It introduces a ‘welfare cess’ to be levied on each transaction conducted on a platform, directly linking the funding of social security to the volume of platform activity.
- Tripartite Welfare Board
- Welfare cess on each transaction
- Central Transaction Information And Management System (CTIMS)
A key innovation is the creation of a Central Transaction Information and Management System (CTIMS) to maintain a database of all workers and track every transaction, ensuring transparency in cess collection and benefit disbursal.[47]
However, despite its passage in 2023, the Act’s on-ground implementation remains stalled as of 2025, pending the notification of specific rules by the state government.[48]
Other State Initiatives
Following Rajasthan’s lead, several other states moved to enact similar legislation in 2025. The Karnataka Platform-Based Gig Workers (Social Security and Welfare) Act, 2025, also established a welfare board and a fund financed by a cess on worker payouts.[49]
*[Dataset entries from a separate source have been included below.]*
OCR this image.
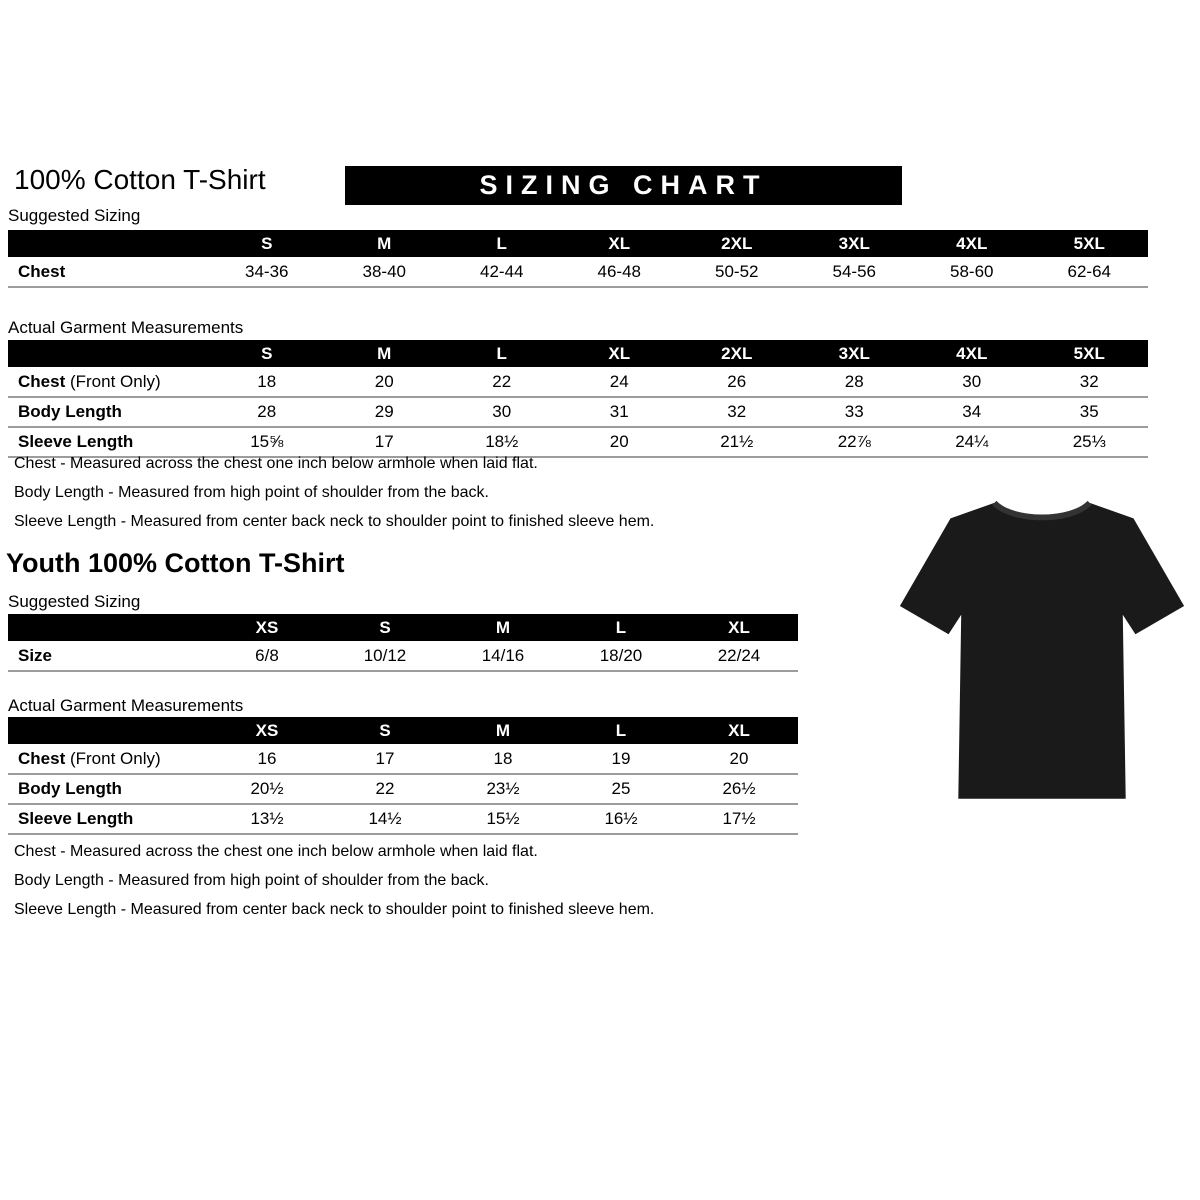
100% Cotton T-Shirt	SIZING CHART
Suggested Sizing
	S	M	L	XL	2XL	3XL	4XL	5XL
Chest	34-36	38-40	42-44	46-48	50-52	54-56	58-60	62-64
Actual Garment Measurements
	S	M	L	XL	2XL	3XL	4XL	5XL
Chest (Front Only)	18	20	22	24	26	28	30	32
Body Length	28	29	30	31	32	33	34	35
Sleeve Length	15⅝	17	18½	20	21½	22⅞	24¼	25⅓

Chest - Measured across the chest one inch below armhole when laid flat.

Body Length - Measured from high point of shoulder from the back.

Sleeve Length - Measured from center back neck to shoulder point to finished sleeve hem.

Youth 100% Cotton T-Shirt
Suggested Sizing
	XS	S	M	L	XL
Size	6/8	10/12	14/16	18/20	22/24
Actual Garment Measurements
	XS	S	M	L	XL
Chest (Front Only)	16	17	18	19	20
Body Length	20½	22	23½	25	26½
Sleeve Length	13½	14½	15½	16½	17½

Chest - Measured across the chest one inch below armhole when laid flat.

Body Length - Measured from high point of shoulder from the back.

Sleeve Length - Measured from center back neck to shoulder point to finished sleeve hem.
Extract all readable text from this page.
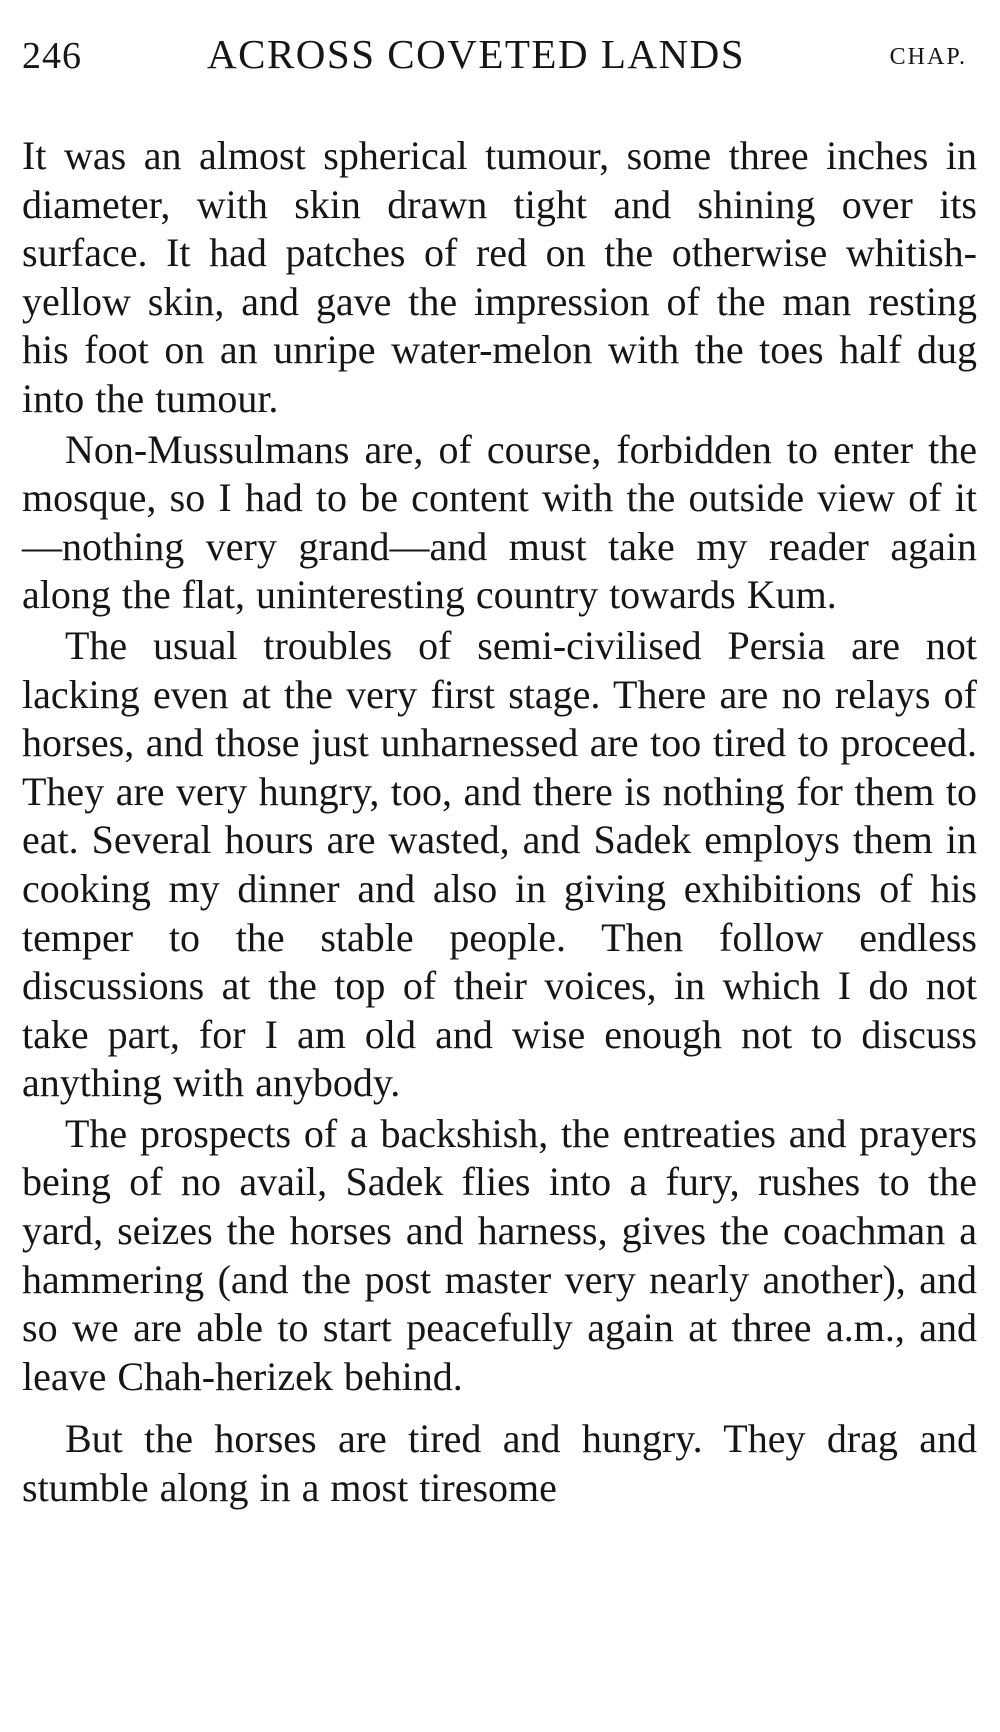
246	ACROSS COVETED LANDS	CHAP.

It was an almost spherical tumour, some three inches in diameter, with skin drawn tight and shining over its surface. It had patches of red on the otherwise whitish-yellow skin, and gave the impression of the man resting his foot on an unripe water-melon with the toes half dug into the tumour.

Non-Mussulmans are, of course, forbidden to enter the mosque, so I had to be content with the outside view of it—nothing very grand—and must take my reader again along the flat, uninteresting country towards Kum.

The usual troubles of semi-civilised Persia are not lacking even at the very first stage. There are no relays of horses, and those just unharnessed are too tired to proceed. They are very hungry, too, and there is nothing for them to eat. Several hours are wasted, and Sadek employs them in cooking my dinner and also in giving exhibitions of his temper to the stable people. Then follow endless discussions at the top of their voices, in which I do not take part, for I am old and wise enough not to discuss anything with anybody.

The prospects of a backshish, the entreaties and prayers being of no avail, Sadek flies into a fury, rushes to the yard, seizes the horses and harness, gives the coachman a hammering (and the post master very nearly another), and so we are able to start peacefully again at three a.m., and leave Chah-herizek behind.

But the horses are tired and hungry. They drag and stumble along in a most tiresome
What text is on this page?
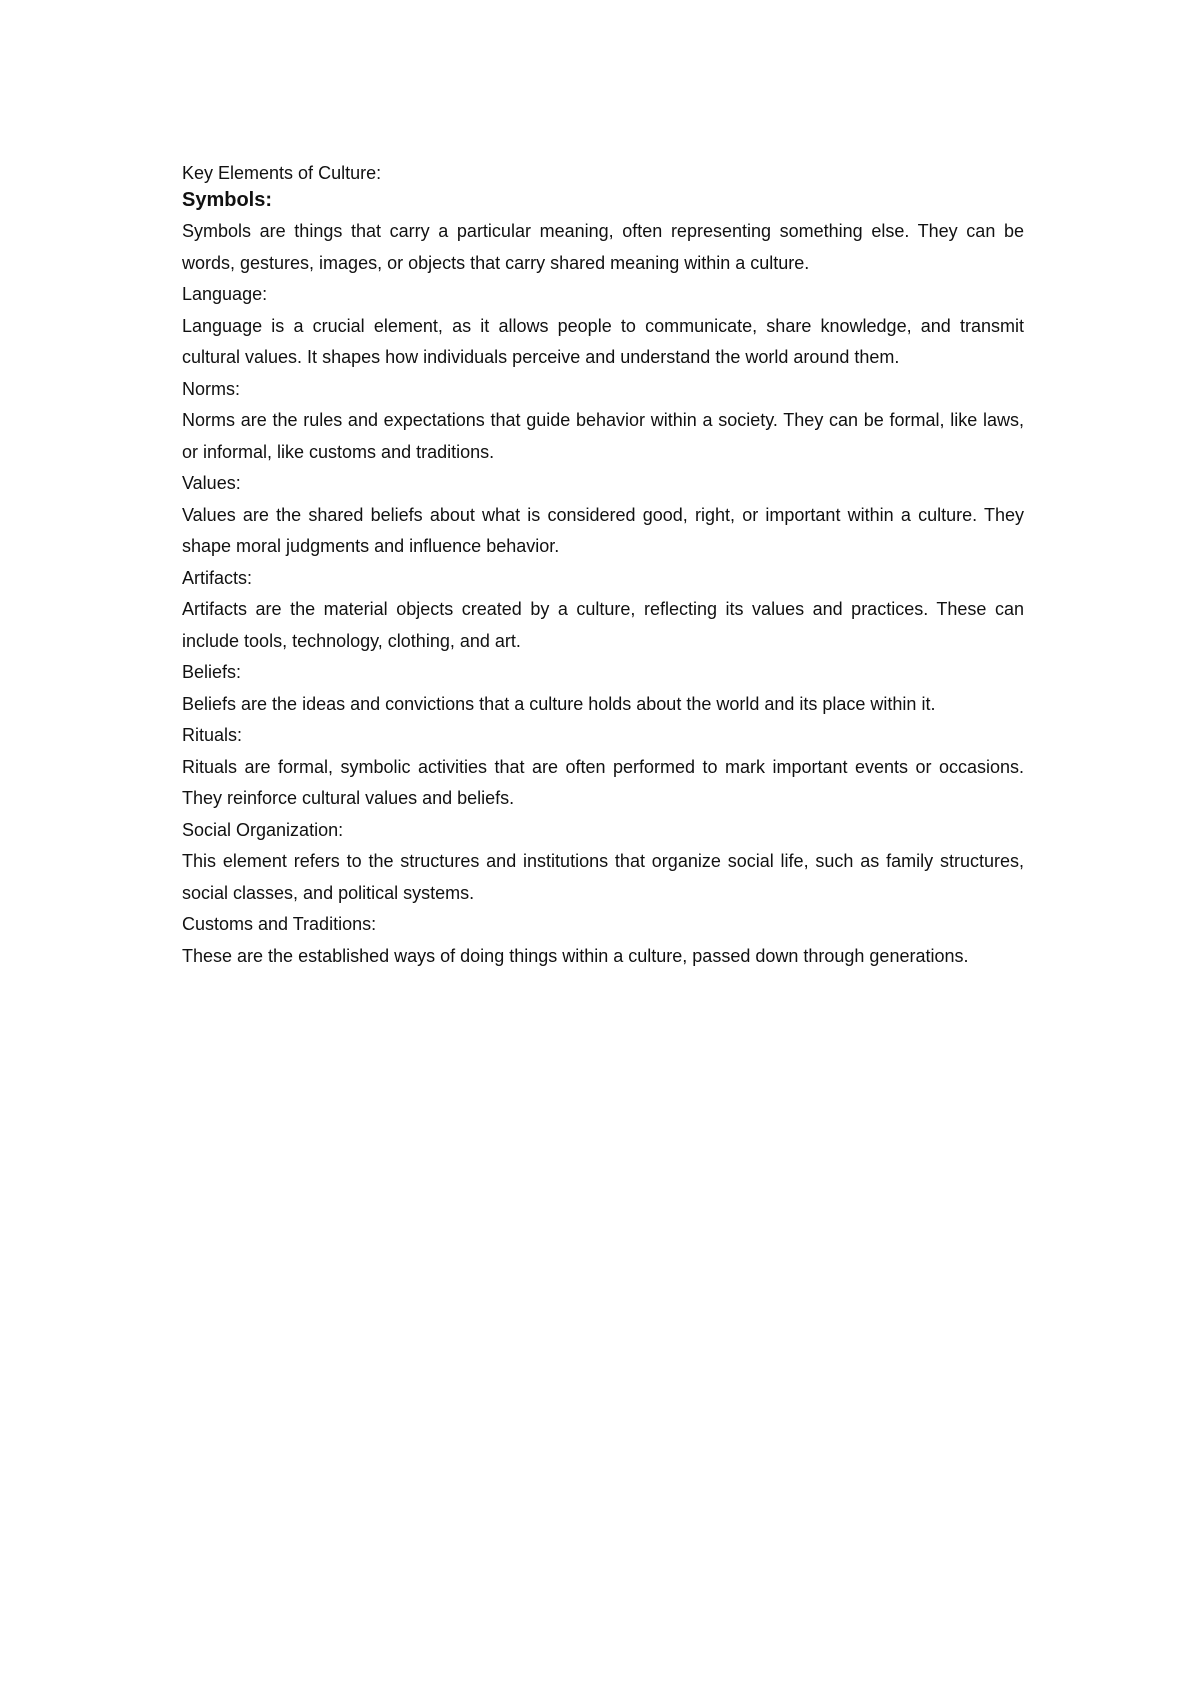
Key Elements of Culture:

Symbols:

Symbols are things that carry a particular meaning, often representing something else. They can be words, gestures, images, or objects that carry shared meaning within a culture.

Language:

Language is a crucial element, as it allows people to communicate, share knowledge, and transmit cultural values. It shapes how individuals perceive and understand the world around them.

Norms:

Norms are the rules and expectations that guide behavior within a society. They can be formal, like laws, or informal, like customs and traditions.

Values:

Values are the shared beliefs about what is considered good, right, or important within a culture. They shape moral judgments and influence behavior.

Artifacts:

Artifacts are the material objects created by a culture, reflecting its values and practices. These can include tools, technology, clothing, and art.

Beliefs:

Beliefs are the ideas and convictions that a culture holds about the world and its place within it.

Rituals:

Rituals are formal, symbolic activities that are often performed to mark important events or occasions. They reinforce cultural values and beliefs.

Social Organization:

This element refers to the structures and institutions that organize social life, such as family structures, social classes, and political systems.

Customs and Traditions:

These are the established ways of doing things within a culture, passed down through generations.
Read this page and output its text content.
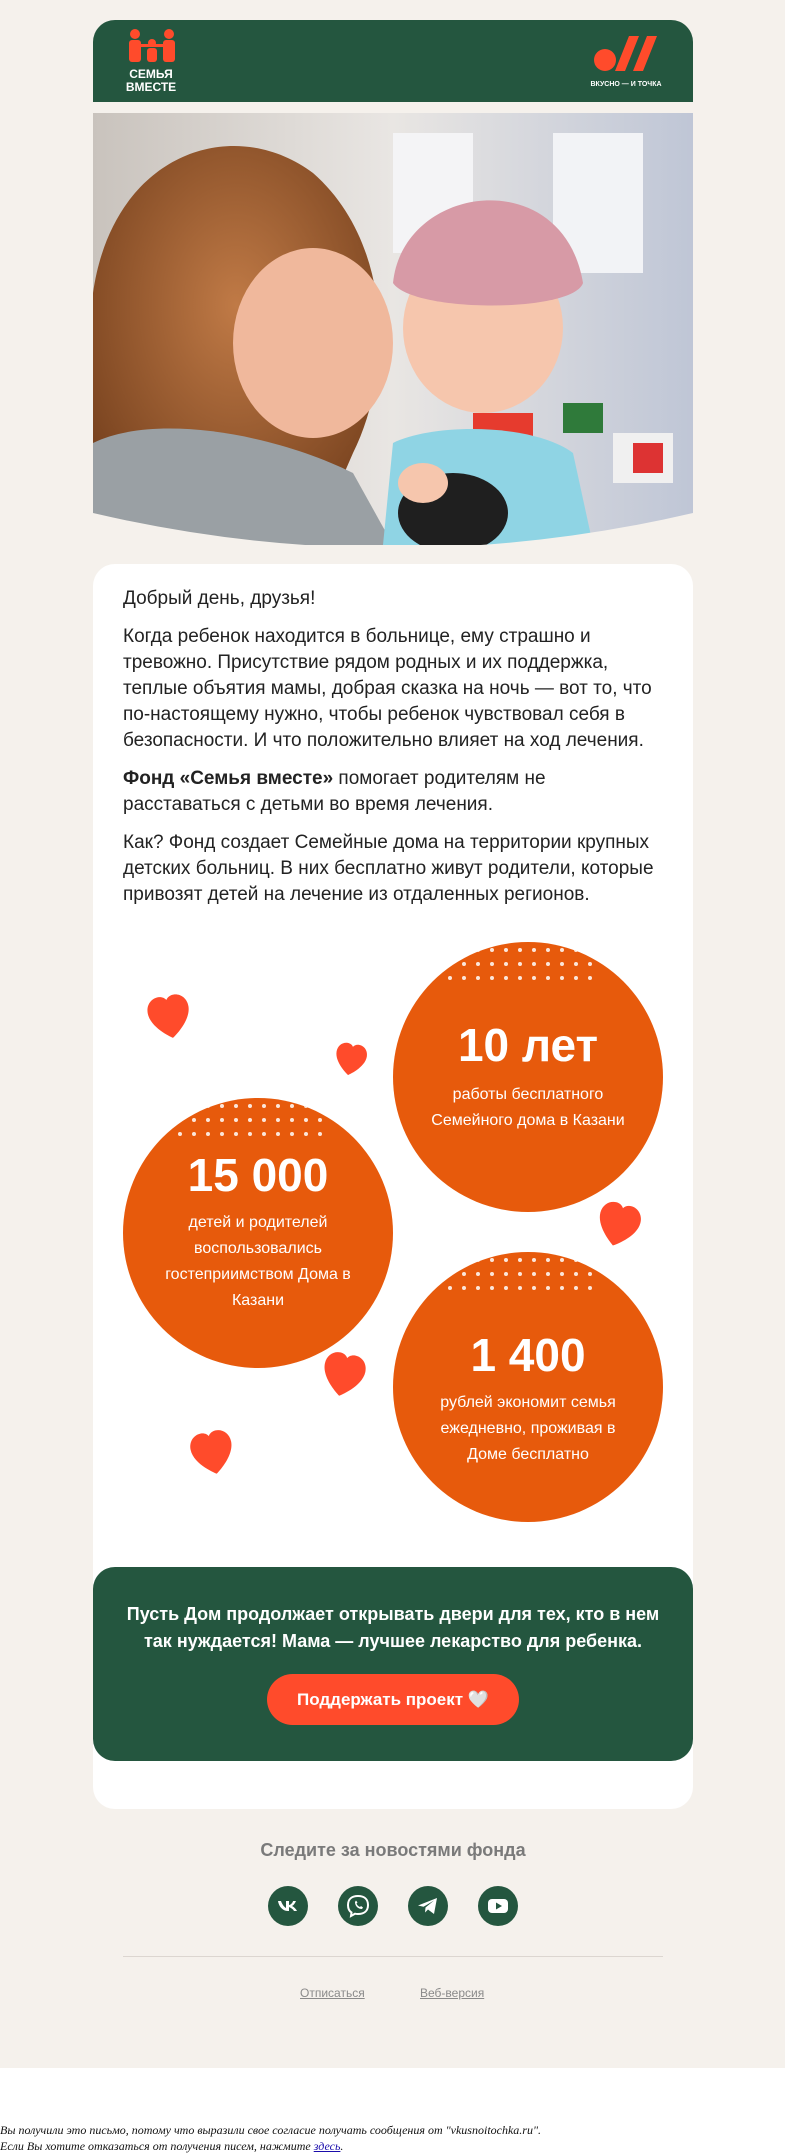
СЕМЬЯ
ВМЕСТЕ	ВКУСНО — И ТОЧКА

Добрый день, друзья!

Когда ребенок находится в больнице, ему страшно и тревожно. Присутствие рядом родных и их поддержка, теплые объятия мамы, добрая сказка на ночь — вот то, что по-настоящему нужно, чтобы ребенок чувствовал себя в безопасности. И что положительно влияет на ход лечения.

Фонд «Семья вместе» помогает родителям не расставаться с детьми во время лечения.

Как? Фонд создает Семейные дома на территории крупных детских больниц. В них бесплатно живут родители, которые привозят детей на лечение из отдаленных регионов.

10 лет
работы бесплатного Семейного дома в Казани
15 000
детей и родителей воспользовались гостеприимством Дома в Казани
1 400
рублей экономит семья ежедневно, проживая в Доме бесплатно
Пусть Дом продолжает открывать двери для тех, кто в нем так нуждается! Мама — лучшее лекарство для ребенка.
Поддержать проект 🤍
Следите за новостями фонда
Отписаться	Веб-версия
Вы получили это письмо, потому что выразили свое согласие получать сообщения от "vkusnoitochka.ru".
Если Вы хотите отказаться от получения писем, нажмите здесь.
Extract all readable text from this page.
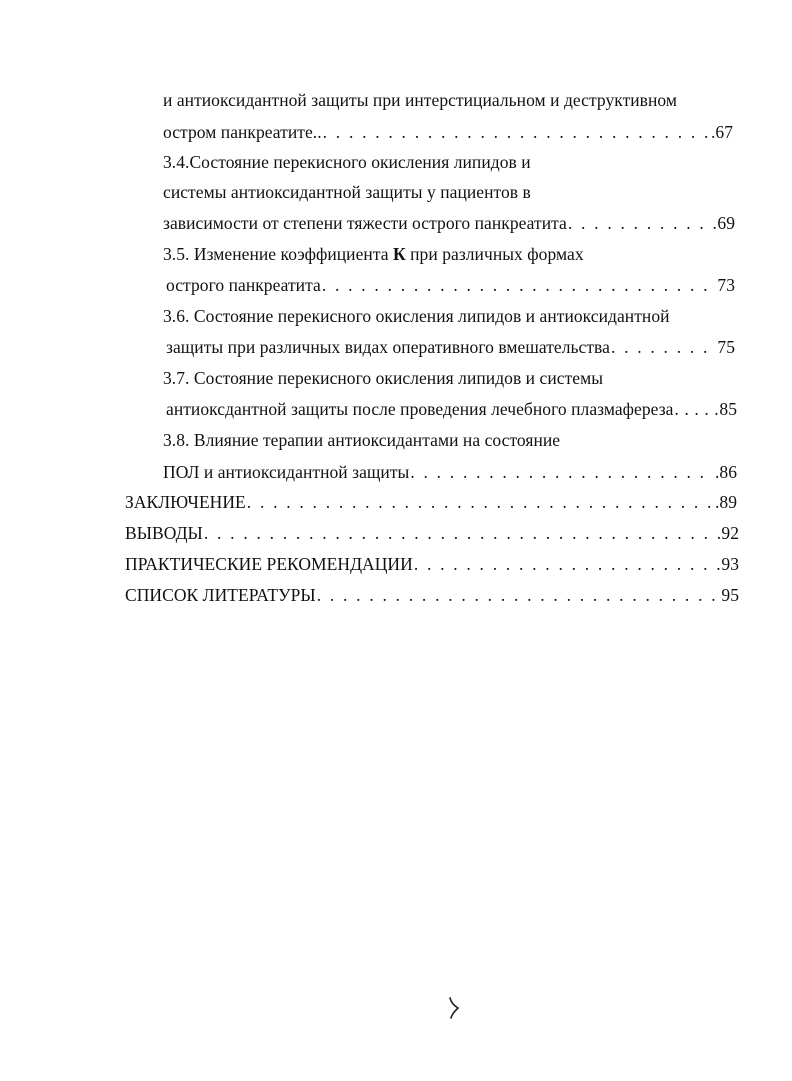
и антиоксидантной защиты при интерстициальном и деструктивном
остром панкреатите.. . . .	.67
3.4.Состояние перекисного окисления липидов и
системы антиоксидантной защиты у пациентов в
зависимости от степени тяжести острого панкреатита . . .	69
3.5. Изменение коэффициента К при различных формах
острого панкреатита . . .	73
3.6. Состояние перекисного окисления липидов и антиоксидантной
защиты при различных видах оперативного вмешательства . . .	75
3.7. Состояние перекисного окисления липидов и системы
антиоксдантной защиты после проведения лечебного плазмафереза . . .	85
3.8. Влияние терапии антиоксидантами на состояние
ПОЛ и антиоксидантной защиты . . .	.86
ЗАКЛЮЧЕНИЕ . . .	.89
ВЫВОДЫ . . .	92
ПРАКТИЧЕСКИЕ РЕКОМЕНДАЦИИ . . .	93
СПИСОК ЛИТЕРАТУРЫ . . .	95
The Bihar Platform Based Gig Workers Act, 2025, went a step further by statutorily guaranteeing certain entitlements, such as accident compensation and maternity benefits, directly within the Act itself.[50]
Jharkhand also introduced a similar bill, though its funding model, based on a percentage of the platform’s gross revenue rather than worker payouts, drew criticism from industry bodies for being financially burdensome.[51]
| State | Key Feature | Funding Model |
|---|---|---|
| Rajasthan | CTIMS and Welfare Board | Cess per transaction |
| Karnataka | Welfare Board | Cess on payouts |
| Bihar | Statutory entitlements | Welfare fund |
| Jharkhand | Revenue-based model | Percentage of gross revenue |
These state-level initiatives, while varying in their specifics, demonstrate a growing political consensus on the need to provide a social safety net for platform workers. They also highlight the federal structure’s capacity to foster policy innovation in response to new economic realities.
The Unresolved Question: ‘Welfare Without Rights’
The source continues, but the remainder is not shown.